- Founded: April 14, 1959; 66 years ago University of Miami
- Type: Honor
- Affiliation: Independent
- Status: Active
- Emphasis: Greek letter organizations
- Scope: International
- Chapters: 575+
- Headquarters: 300 E Border St. Arlington, Texas 76010 United States
- Website: www.orderofomega.org

= Order of Omega =

American collegiate honor society

The Order of Omega is an undergraduate Greek society recognizing "fraternity men and women who have attained a high standard of leadership in inter-fraternity activities." It functions as an adjunct to traditional fraternal organizations rather than a social or professional group in se. It is not an academic honor society; a minimum grade point average is only one of six criteria for admission.

== History ==
The Order of Omega was established in 1959 at the University of Miami. It sought to differentiate itself from the long-standing Greek honors society of Phi Beta Kappa by emphasizing community service and inter-Greek communication over academic and nominal honors. At that time, the group adopted as its mark the Greek letter omega in gold on an ivory field. The organization was unique to the University of Miami until, in 1967, a second charter was granted to begin a chapter at University of Southern Mississippi. The group remained exclusive to men until 1977.

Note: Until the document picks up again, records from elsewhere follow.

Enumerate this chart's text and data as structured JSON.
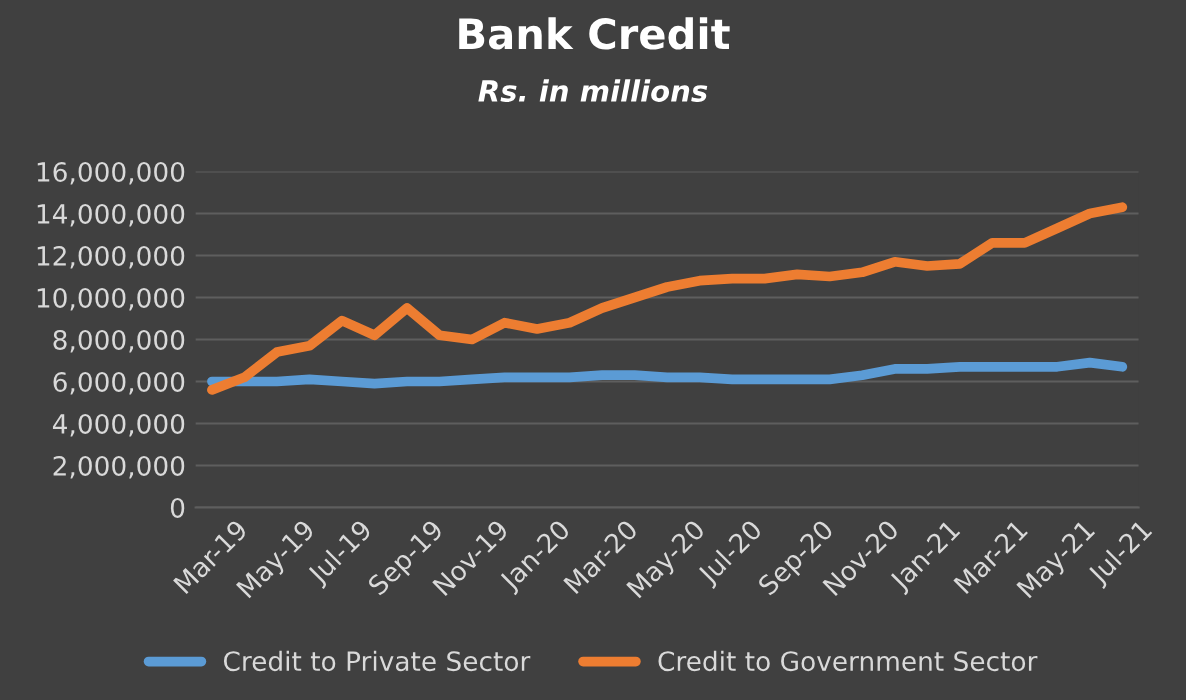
{
  "chart_data": {
    "type": "line",
    "title": "Bank Credit",
    "subtitle": "Rs. in millions",
    "categories": [
      "Mar-19",
      null,
      "May-19",
      null,
      "Jul-19",
      null,
      "Sep-19",
      null,
      "Nov-19",
      null,
      "Jan-20",
      null,
      "Mar-20",
      null,
      "May-20",
      null,
      "Jul-20",
      null,
      "Sep-20",
      null,
      "Nov-20",
      null,
      "Jan-21",
      null,
      "Mar-21",
      null,
      "May-21",
      null,
      "Jul-21"
    ],
    "series": [
      {
        "name": "Credit to Private Sector",
        "color": "#5b9bd5",
        "values": [
          6000000,
          6000000,
          6000000,
          6100000,
          6000000,
          5900000,
          6000000,
          6000000,
          6100000,
          6200000,
          6200000,
          6200000,
          6300000,
          6300000,
          6200000,
          6200000,
          6100000,
          6100000,
          6100000,
          6100000,
          6300000,
          6600000,
          6600000,
          6700000,
          6700000,
          6700000,
          6700000,
          6900000,
          6700000
        ]
      },
      {
        "name": "Credit to Government Sector",
        "color": "#ed7d31",
        "values": [
          5600000,
          6200000,
          7400000,
          7700000,
          8900000,
          8200000,
          9500000,
          8200000,
          8000000,
          8800000,
          8500000,
          8800000,
          9500000,
          10000000,
          10500000,
          10800000,
          10900000,
          10900000,
          11100000,
          11000000,
          11200000,
          11700000,
          11500000,
          11600000,
          12600000,
          12600000,
          13300000,
          14000000,
          14300000
        ]
      }
    ],
    "ylim": [
      0,
      16000000
    ],
    "yticks": [
      {
        "value": 0,
        "label": "0"
      },
      {
        "value": 2000000,
        "label": "2,000,000"
      },
      {
        "value": 4000000,
        "label": "4,000,000"
      },
      {
        "value": 6000000,
        "label": "6,000,000"
      },
      {
        "value": 8000000,
        "label": "8,000,000"
      },
      {
        "value": 10000000,
        "label": "10,000,000"
      },
      {
        "value": 12000000,
        "label": "12,000,000"
      },
      {
        "value": 14000000,
        "label": "14,000,000"
      },
      {
        "value": 16000000,
        "label": "16,000,000"
      }
    ],
    "grid": "y",
    "legend": "bottom",
    "marker": "none",
    "line_style": "solid"
  }
}
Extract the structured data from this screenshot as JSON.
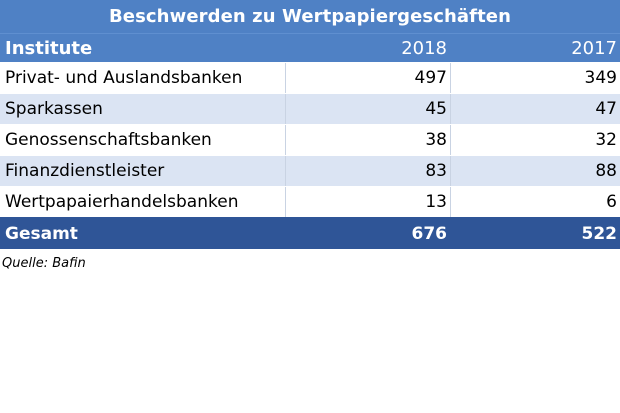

In more recent years, the order has emerged as a moot arena in which the fraternity and sorority community can air progressive changes to its member organizations as a whole; the 'dry' movement eschewing alcohol use among many groups drew a great deal of support from discussion in the early 1980s about how to improve the general reputation of the Fraternity/Sorority community. The stated purposes of the organization are:
- To recognize those fraternity men and women who have attained a high standard of leadership in interfraternity activities, to encourage them to continue along this line, and to inspire others to strive for similar conspicuous attainment;
- To bring together outstanding fraternity men and women to create an organization that will help to mold the sentiment of the institution on questions of local and intercollegiate fraternity affairs.
- To bring together members of the faculty, alumni, and student members of the institution's fraternities and sororities on a basis of mutual interest, understanding, and helpfulness;
- To help create an atmosphere where ideas and issues can be discussed openly across Greek lines and to help work out solutions.

At present, the order maintains over 575 chapters at colleges and universities in the United States and Canada.